Fans can expect Nomiya to deliver a dazzling show.
“I’ll also have some other songs from my solo albums and of course two or three Pizzicato Five songs,” says Nomiya. “This year’s title is ‘Beautiful People’ and celebrates the fashion icons of the 20th century such as Bridget Bardot and Audrey Hepburn. I’ve chosen seven icons and I’ll be acting their parts and singing. There’s going to be lots of costume changes,” says, giggling with glee.
In addition to singing, Nomiya has branched out into designing clothes. This year she released a line of T-shirts for Uniqlo and she has her own clothing label, Joy. “I’ve been doing that for about three years working with Masse*Mensch who used to design my outfits for Pizzicato Five.”
Since the split with P5, Nomiya has released several solo albums. The most recent of her albums, “Party People,” came out in 2005.
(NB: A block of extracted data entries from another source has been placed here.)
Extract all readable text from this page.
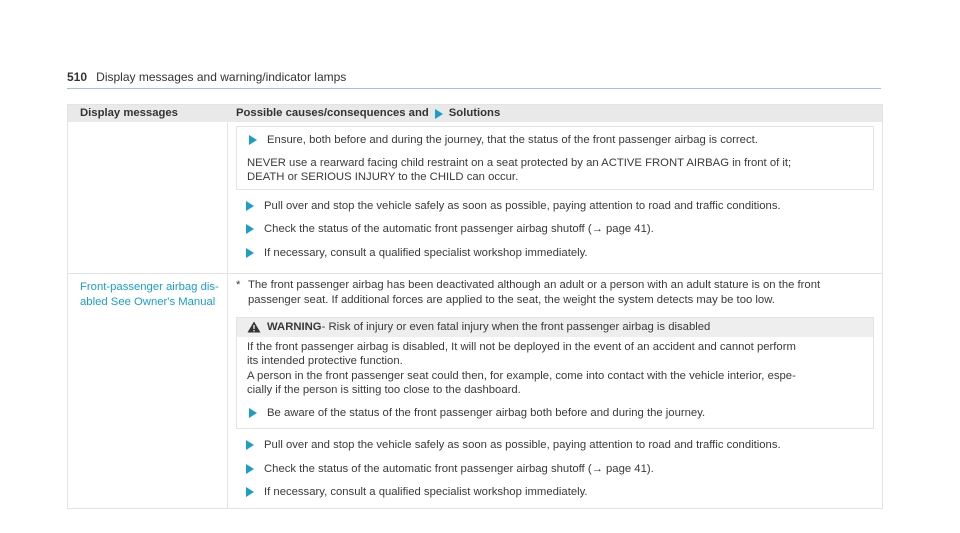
510 Display messages and warning/indicator lamps
Display messages	Possible causes/consequences and Solutions
Ensure, both before and during the journey, that the status of the front passenger airbag is correct.
NEVER use a rearward facing child restraint on a seat protected by an ACTIVE FRONT AIRBAG in front of it;
DEATH or SERIOUS INJURY to the CHILD can occur.
Pull over and stop the vehicle safely as soon as possible, paying attention to road and traffic conditions.
Check the status of the automatic front passenger airbag shutoff (→ page 41).
If necessary, consult a qualified specialist workshop immediately.
Front-passenger airbag dis-
abled See Owner's Manual
* The front passenger airbag has been deactivated although an adult or a person with an adult stature is on the front
passenger seat. If additional forces are applied to the seat, the weight the system detects may be too low.
WARNING - Risk of injury or even fatal injury when the front passenger airbag is disabled
If the front passenger airbag is disabled, It will not be deployed in the event of an accident and cannot perform
its intended protective function.
A person in the front passenger seat could then, for example, come into contact with the vehicle interior, espe-
cially if the person is sitting too close to the dashboard.
Be aware of the status of the front passenger airbag both before and during the journey.
Pull over and stop the vehicle safely as soon as possible, paying attention to road and traffic conditions.
Check the status of the automatic front passenger airbag shutoff (→ page 41).
If necessary, consult a qualified specialist workshop immediately.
“Right now, I’m in the middle of making a mini-album with a Brazilian band called Pato Fu. The band’s singer is called Fernanda Takai, last year at a solo concert — she’s a really big Pizzicato Five fan — she invited me to come and sing with her. We became friends and now we’re in the middle of recording about five songs,” she says. “They’re making the music in Brazil and I’m recording the vocals in Japan. Because we’ve got such great technology these days, working this way really isn’t a problem.” Pato Fu craft soft, wistful indie music, which makes for a good match with Nomiya’s delicate, sweet-sounding vocals.
Nomiya’s image is so carefully crafted, it’s hard to see under the artifice of this seasoned performer.
“My trade is singing — part of my job is of course to sing but besides that I’ve got to perform like many other singers because the world is looking at you,” says Nomiya. “Even if you’re just going to a party, you’re still acting to a certain extent. I often go to parties but I don’t really like them. The reason I go is because you can meet so many fashionable people and learn from them. Also you can make a lot of contacts with like-minded people and decide to collaborate with them. If I’m honest with myself, I don’t really like being in crowded places because it makes me nervous and shy. So before I go to a party I really have to psych myself up.”
However, this shyness does not extend to being on the stage. “The place I really love being in now is in the concert hall on the day of my performance, before anyone comes to the venue and it’s quiet. That’s my favorite place. I get really nervous but that’s part of it.”
Nomiya Maki Recital Vol. 3: Beautiful People takes place at Ebisu Garden Hall, Tokyo, on Sept. 22 at 7 p.m. Tickets cost ¥7,350.